MacIntyre offers these four “sources of systematic unpredictability” in human affairs to demonstrate the limitations inherent to any predictive claims made by the social sciences. You simply can’t predict a world-changing event like the invention of the wheel. You can’t deny that many people act individually and as groups in unexpected ways. You have to admit that life sometimes involves game-like scenarios where an unlikely victor emerges. It’s also evident that small details can make a world of difference in any given situation, the kinds of details that sociological research often ignores or misses. Anticipating his critics, MacIntyre acknowledges that a more modest version of predictability is indeed possible. In fact, he cites our ability to reasonably plan and predict certain outcomes as one essential feature of human flourishing, but just as essential is our free ability to choose and at times defy expectations.

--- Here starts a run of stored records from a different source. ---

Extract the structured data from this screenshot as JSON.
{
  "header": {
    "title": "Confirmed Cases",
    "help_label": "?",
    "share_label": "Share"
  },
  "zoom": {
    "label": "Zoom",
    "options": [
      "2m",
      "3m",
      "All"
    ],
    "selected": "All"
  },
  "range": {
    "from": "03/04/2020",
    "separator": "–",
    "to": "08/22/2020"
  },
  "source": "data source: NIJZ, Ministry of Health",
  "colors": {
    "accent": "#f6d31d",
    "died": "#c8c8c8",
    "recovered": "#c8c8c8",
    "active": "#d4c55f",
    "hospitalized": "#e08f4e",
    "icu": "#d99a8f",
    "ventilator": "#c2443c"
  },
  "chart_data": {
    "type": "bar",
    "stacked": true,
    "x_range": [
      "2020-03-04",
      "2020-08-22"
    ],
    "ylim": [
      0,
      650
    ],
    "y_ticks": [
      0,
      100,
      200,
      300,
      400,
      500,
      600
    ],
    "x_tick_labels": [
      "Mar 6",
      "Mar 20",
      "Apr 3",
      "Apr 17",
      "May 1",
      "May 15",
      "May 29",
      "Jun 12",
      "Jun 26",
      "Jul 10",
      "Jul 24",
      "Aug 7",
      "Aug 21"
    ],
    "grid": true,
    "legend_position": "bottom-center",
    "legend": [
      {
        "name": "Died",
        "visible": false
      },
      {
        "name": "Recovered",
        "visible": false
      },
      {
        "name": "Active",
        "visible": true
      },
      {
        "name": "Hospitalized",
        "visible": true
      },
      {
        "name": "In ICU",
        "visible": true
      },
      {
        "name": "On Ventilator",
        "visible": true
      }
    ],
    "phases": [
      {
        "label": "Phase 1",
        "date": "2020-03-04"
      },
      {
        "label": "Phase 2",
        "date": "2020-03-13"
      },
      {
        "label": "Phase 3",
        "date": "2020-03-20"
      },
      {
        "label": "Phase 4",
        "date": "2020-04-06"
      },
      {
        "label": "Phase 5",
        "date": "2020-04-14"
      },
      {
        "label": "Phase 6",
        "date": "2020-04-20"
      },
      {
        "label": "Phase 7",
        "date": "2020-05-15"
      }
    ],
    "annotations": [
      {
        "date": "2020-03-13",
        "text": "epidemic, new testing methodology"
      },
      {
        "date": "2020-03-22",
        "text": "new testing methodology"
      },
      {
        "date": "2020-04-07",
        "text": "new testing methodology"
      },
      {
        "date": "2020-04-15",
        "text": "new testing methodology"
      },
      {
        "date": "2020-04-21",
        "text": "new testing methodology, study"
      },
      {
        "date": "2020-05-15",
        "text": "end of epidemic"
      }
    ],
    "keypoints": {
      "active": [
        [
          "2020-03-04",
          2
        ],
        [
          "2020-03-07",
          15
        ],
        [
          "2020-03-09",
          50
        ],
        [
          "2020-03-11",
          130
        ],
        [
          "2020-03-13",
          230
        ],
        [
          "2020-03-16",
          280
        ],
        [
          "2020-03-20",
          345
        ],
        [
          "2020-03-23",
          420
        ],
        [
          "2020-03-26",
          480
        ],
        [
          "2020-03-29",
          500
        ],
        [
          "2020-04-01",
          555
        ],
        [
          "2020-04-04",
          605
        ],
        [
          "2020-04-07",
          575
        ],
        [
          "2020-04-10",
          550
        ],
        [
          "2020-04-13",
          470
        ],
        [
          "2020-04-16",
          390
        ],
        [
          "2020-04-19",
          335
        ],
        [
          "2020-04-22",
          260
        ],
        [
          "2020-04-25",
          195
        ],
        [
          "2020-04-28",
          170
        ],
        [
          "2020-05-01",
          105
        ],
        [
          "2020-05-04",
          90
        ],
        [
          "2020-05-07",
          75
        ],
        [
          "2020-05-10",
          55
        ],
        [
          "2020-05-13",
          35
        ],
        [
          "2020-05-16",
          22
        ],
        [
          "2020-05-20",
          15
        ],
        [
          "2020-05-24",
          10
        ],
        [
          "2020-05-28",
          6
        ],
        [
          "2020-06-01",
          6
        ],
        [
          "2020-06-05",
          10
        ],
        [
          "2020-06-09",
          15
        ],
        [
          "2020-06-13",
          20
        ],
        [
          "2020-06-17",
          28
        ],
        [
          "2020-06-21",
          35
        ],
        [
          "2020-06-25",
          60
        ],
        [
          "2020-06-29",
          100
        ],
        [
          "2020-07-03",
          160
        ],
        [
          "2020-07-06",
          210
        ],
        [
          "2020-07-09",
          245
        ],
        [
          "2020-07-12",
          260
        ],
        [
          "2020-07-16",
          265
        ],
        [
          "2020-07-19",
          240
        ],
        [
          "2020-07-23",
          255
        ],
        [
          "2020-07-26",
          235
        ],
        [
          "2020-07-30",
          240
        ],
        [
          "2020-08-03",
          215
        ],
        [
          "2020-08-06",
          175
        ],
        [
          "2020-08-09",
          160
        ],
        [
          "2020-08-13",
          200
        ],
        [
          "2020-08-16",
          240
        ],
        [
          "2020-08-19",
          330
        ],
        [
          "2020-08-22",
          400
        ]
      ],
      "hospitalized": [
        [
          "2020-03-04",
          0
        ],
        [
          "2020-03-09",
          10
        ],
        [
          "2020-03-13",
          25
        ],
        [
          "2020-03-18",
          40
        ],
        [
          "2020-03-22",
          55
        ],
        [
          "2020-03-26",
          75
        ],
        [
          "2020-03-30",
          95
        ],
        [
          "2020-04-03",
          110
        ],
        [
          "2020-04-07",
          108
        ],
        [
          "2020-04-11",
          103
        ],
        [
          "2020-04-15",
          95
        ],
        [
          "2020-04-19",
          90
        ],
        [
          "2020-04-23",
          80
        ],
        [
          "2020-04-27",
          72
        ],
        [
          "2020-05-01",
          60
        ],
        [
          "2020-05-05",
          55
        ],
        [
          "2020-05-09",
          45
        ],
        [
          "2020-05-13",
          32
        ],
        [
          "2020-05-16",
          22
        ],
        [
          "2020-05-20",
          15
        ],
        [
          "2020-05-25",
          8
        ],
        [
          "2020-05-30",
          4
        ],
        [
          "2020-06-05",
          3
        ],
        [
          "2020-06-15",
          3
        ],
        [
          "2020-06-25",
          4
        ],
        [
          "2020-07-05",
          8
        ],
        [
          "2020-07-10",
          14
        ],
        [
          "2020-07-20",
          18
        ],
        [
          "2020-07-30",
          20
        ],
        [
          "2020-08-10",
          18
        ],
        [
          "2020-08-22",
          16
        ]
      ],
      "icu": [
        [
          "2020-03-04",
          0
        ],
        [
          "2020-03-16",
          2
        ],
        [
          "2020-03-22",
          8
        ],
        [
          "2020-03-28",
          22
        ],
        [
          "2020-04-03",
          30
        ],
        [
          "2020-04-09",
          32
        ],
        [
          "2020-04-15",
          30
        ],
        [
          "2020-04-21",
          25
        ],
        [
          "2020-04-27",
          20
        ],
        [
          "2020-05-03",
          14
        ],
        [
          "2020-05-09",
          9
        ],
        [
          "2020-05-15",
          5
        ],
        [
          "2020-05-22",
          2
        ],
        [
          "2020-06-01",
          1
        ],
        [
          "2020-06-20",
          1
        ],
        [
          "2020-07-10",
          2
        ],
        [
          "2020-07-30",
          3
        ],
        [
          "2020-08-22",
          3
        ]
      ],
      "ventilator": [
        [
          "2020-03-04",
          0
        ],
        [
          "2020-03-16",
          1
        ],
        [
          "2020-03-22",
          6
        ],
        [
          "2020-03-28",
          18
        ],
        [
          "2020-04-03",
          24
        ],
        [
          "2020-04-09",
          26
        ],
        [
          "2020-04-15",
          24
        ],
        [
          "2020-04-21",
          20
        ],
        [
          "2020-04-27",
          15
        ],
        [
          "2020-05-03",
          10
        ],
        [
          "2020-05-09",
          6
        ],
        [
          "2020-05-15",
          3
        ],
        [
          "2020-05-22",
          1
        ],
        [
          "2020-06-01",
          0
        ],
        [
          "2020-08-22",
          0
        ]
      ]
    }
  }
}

That a more modest claim to predictability is admitted by MacIntyre is not a weakness or concession in his argument against the claims of the social sciences; rather, MacIntyre says that it’s on the basis of the more outlandish claims of predictability that the social sciences assume and maintain their current authority in modern bureaucracies. The more realistic claims of sociologists, which MacIntyre admits are possible, even necessary, are not enough to vindicate the claims of managerial expertise in a corporation, or a government agency.
MacIntyre’s conclusion implies that those who are most powerful in modern societies hold their power illegitimately and that their ongoing project to not only predict human behavior but engineer it on a mass level, is nothing more than a mask for the will and desire of the powerful. This seems like bad news indeed. MacIntyre does offer some hope, though, in his belief that such bureaucracies are ultimately incapable of accomplishing what they’re attempting, for the reasons stated above:
…the project of creating a wholly or largely predictable organization committed to creating a wholly or largely predictable society is doomed and doomed by the facts about social life. Totalitarianism of a certain kind, as imagined by Aldous Huxley or George Orwell, is therefore impossible. What the totalitarian project will always produce will be a kind of rigidity and inefficiency which may contribute in the long run to its defeat.
However, MacIntyre quickly warns, “We need to remember … the voices from Auschwitz and Gulag Archipelago which tell us just how long that long run is,” lest we underestimate the danger of the bureaucratic, social engineering approach to government. So, a secularized, pseudo-scientific approach to engineering human lives running rampant in Western societies, may not lead us directly into a Brave New World or 1984 style dystopia before it collapses on itself, but the secular horrors of Hitler and Stalin have already been shown to be within the realm of possibilities.
I think we can follow MacIntyre’s thinking here to examine the secularization of the modern West. Ask yourself, as religion (and a corresponding belief in human purposes) is aggressively removed from the discourse of public life, do our own institutions begin to resemble those terrible examples of the twentieth century? How is our situation different? In what ways might we consider the theories behind various forms of “management,” “social reform,” or “community planning” to be secularized, or unChristian?